Why am I pondering this? I recently treated myself to the delightful cookbook from Butter Baked Goods. Beautiful photos accompany each recipe (a must for any cookbook, in my opinion) and the recipes are simple and unpretentious. I chose the maple pecan butterscotch scone recipe to try first, but had to modify it (a lack of pecans) and replaced the butterscotch chips with toffee bits. I also scaled down the yield as I still want to fit into my new jeans, and as you know, scones are best eaten the same day they are made.
These scones have a delightfully light and fluffy interior with a crispy sweet exterior, and just the right amount of maple flavour without being overpowering. The toffee bits dissolve into little pockets of sugar. Although I am sure that pecans add a nice crunch factor, to be honest, when I make these again (and I will be making these again soon in the very near future - like maybe tomorrow), I am going to skip the pecans and stick with my toffee bits.
Maple Toffee Scones
adapted from Butter Baked Goods
2 1/2 cups all purpose flour, sifted
1/2 cup plus 2 tbsp granulated sugar
1 1/2 tbsp baking powder
1/8 tsp salt
3/4 cup cold unsalted butter, cut into pieces
2/3 cup toffee bits
3/4 cup buttermilk
1/8 cup maple syrup
1 egg (for egg wash)
In a large bowl, combine flour, sugar, baking powder, and salt. Add in butter and blend with a pastry cutter or by hand, until butter pieces are the size of peas and large flakes. Add in toffee bits.

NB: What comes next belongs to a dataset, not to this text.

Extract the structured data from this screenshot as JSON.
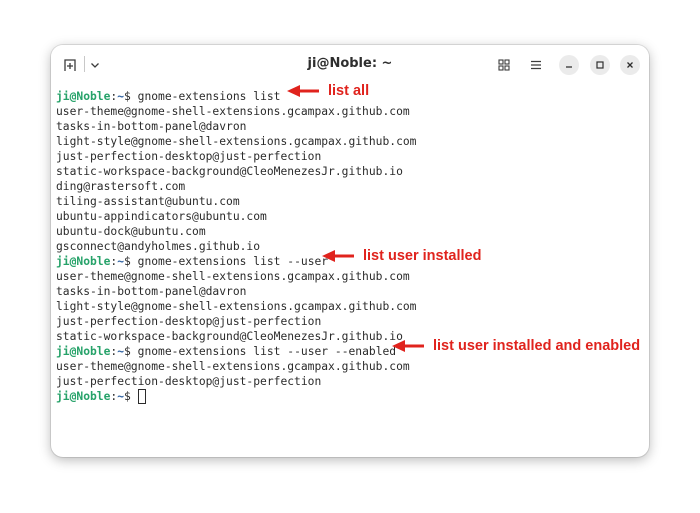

Mix maple syrup into buttermilk, pour into flour and butter mixture, and stir with a wooden spoon until almost combined. Gather the dough into a large but messy ball. Set in fridge to keep cold until ready to roll out.
Preheat the oven to 400 degrees and prepare your rolling surface. Lightly flour the kitchen counter or lay out a large sheet of parchment paper and sprinkle flour on top. Roll out dough to 1 inch thick and use a circular biscuit cutter to to cut out circles. Place scones on a parchment lined baking sheet. Spread a little egg wash on each scone with a pastry brush and sprinkle with a little sugar.